School of Visual Arts Teachers Voting

The School of Visual Arts has become the latest New York union campus, after 1,200 lecturers voted to vote 77% for joining United Auto workers last week.
The bargaining department, the SVA Faculty Federation, now joins Columbia University, NYU and Parsons along with the same labor umbrella and will seek its first contract this summer. On May 23, the Labor and Industrial Relations Commission in Manhattan evaluated the vote.
Part-time teachers form most of the teaching army of SVA. According to the labor organizer he talked to Allergic, The news was first reported, and the auxiliary model eroded financial security and morale. SVA takes stagnant wages, heavier course loads and loss of retirement donations and paid leave as reasons for union.
In comparable art and design schools across the country, working artists take additional roles as teachers to supplement their income, which is usually funded by tuition. As of 2024, 26% of school tuition income goes to teachers’ salaries.

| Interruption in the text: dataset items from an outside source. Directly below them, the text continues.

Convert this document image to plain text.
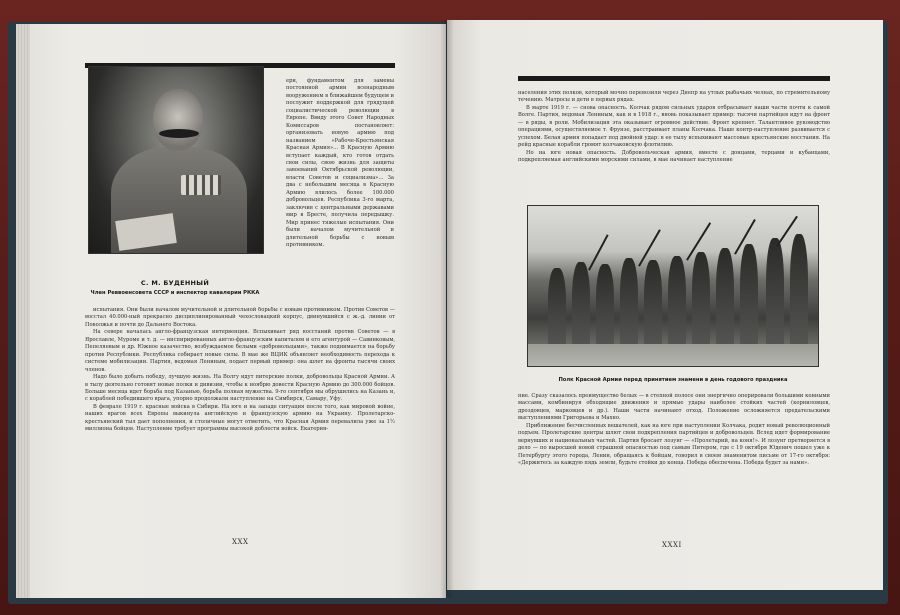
С. М. БУДЕННЫЙ
Член Реввоенсовета СССР и инспектор кавалерии РККА

ерн, фундаментом для замены постоянной армии всенародным вооружением в ближайшем будущем и послужит поддержкой для грядущей социалистической революции в Европе. Ввиду этого Совет Народных Комиссаров постановляет: организовать новую армию под названием «Рабоче-Крестьянская Красная Армия»... В Красную Армию вступает каждый, кто готов отдать свои силы, свою жизнь для защиты завоеваний Октябрьской революции, власти Советов и социализма»... За два с небольшим месяца в Красную Армию влилось более 100.000 добровольцев. Республика 3-го марта, заключив с центральными державами мир в Бресте, получила передышку. Мир принес тяжелые испытания. Они были началом мучительной и длительной борьбы с новым противником.

испытания. Они были началом мучительной и длительной борьбы с новым противником. Против Советов — восстал 40.000-ный прекрасно дисциплинированный чехословацкий корпус, двинувшийся с ж.-д. линии от Поволжья и почти до Дальнего Востока.

На севере началась англо-французская интервенция. Вспыхивает ряд восстаний против Советов — в Ярославле, Муроме и т. д. — инспирированных англо-французским капиталом и его агентурой — Савинковым, Пепеляевым и др. Южное казачество, возбуждаемое белыми «добровольцами», также поднимается на борьбу против Республики. Республика собирает новые силы. В мае же ВЦИК объявляет необходимость перехода к системе мобилизации. Партия, ведомая Лениным, подает первый пример: она шлет на фронты тысячи своих членов.

Надо было добыть победу, лучшую жизнь. На Волгу идут питерские полки, добровольцы Красной Армии. А в тылу деятельно готовят новые полки и дивизии, чтобы к ноябрю довести Красную Армию до 300.000 бойцов. Больше месяца идет борьба под Казанью, борьба полная мужества. 9-го сентября мы обрушились на Казань и, с кораблей победившего врага, упорно продолжали наступление на Симбирск, Самару, Уфу.

В феврале 1919 г. красные войска в Сибири. На юге и на западе ситуация после того, как мировой войне, наших врагов всех Европы выкинула английскую и французскую армию на Украину. Пролетарско-крестьянский тыл дает пополнения, и столичные могут отметить, что Красная Армия перевалила уже за 1½ миллиона бойцов. Наступление требует программы высокой доблести войск. Екатерин-

XXX

населения этих полков, который мочно перевозили через Днепр на утлых рыбачьих челнах, по стремительному течению. Матросы и дети в первых рядах.

В марте 1919 г. — снова опасность. Колчак рядом сильных ударов отбрасывает наши части почти к самой Волге. Партия, ведомая Лениным, как и в 1918 г., вновь показывает пример: тысячи партийцев идут на фронт — в ряды, в роли. Мобилизация эта оказывает огромное действие. Фронт крепнет. Талантливое руководство операциями, осуществляемое т. Фрунзе, расстраивает планы Колчака. Наше контр-наступление развивается с успехом. Белая армия попадает под двойной удар: в ее тылу вспыхивают массовые крестьянские восстания. На рейд красные корабли громят колчаковскую флотилию.

Но на юге новая опасность. Добровольческая армия, вместе с донцами, терцами и кубанцами, подкрепляемая английскими морскими силами, в мае начинает наступление

Полк Красной Армии перед принятием знамени в день годового праздника

ние. Сразу сказалось преимущество белых — в степной полосе они энергично оперировали большими конными массами, комбинируя обходящие движения и прямые удары наиболее стойких частей (корниловцев, дроздовцев, марковцев и др.). Наши части начинают отход. Положение осложняется предательскими выступлениями Григорьева и Махно.

Приближение бесчисленных вешателей, как на юге при наступлении Колчака, родит новый революционный подъем. Пролетарские центры шлют свои подкрепления партийцев и добровольцев. Вслед идет формирование вернувших и национальных частей. Партия бросает лозунг — «Пролетарий, на коня!». И лозунг претворяется в дело — по выросшей новой страшной опасностью под самым Питером, где с 19 октября Юденич пошел уже к Петербургу этого города, Ленин, обращаясь к бойцам, говорил в своем знаменитом письме от 17-го октября: «Держитесь за каждую пядь земли, будьте стойки до конца. Победа обеспечена. Победа будет за нами».

XXXI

A spokesman for the SVA told the News that the government “encourages all eligible teachers to participate in the election” and promises “sincere” bargaining during contract negotiations.
SVA, which oversees approximately 4,000 undergraduate and graduate students, is the latest art school in the United States, pushes union efforts after waning student enrollment gradually weakens.
Enrollment at the school fell by 8% between 2018 and 2022, according to the publicly available SVA financial report. Across the country, in Calarts, the number of students enrolled fell by 11% between 2019 and 2023. The West Coast School reportedly voted to pass the league with a 71% majority in November 2024.
Negotiations expected to take place in the summer will focus on baseline wages, workload restrictions and resumption of retirement games. Any agreement requires approval from the union and the SVA board of directors.
Now, UAW counts more than 50,000 academic workers across the United States as members, and as universities become increasingly dependent on part-time labor, they are eager to gain a foothold.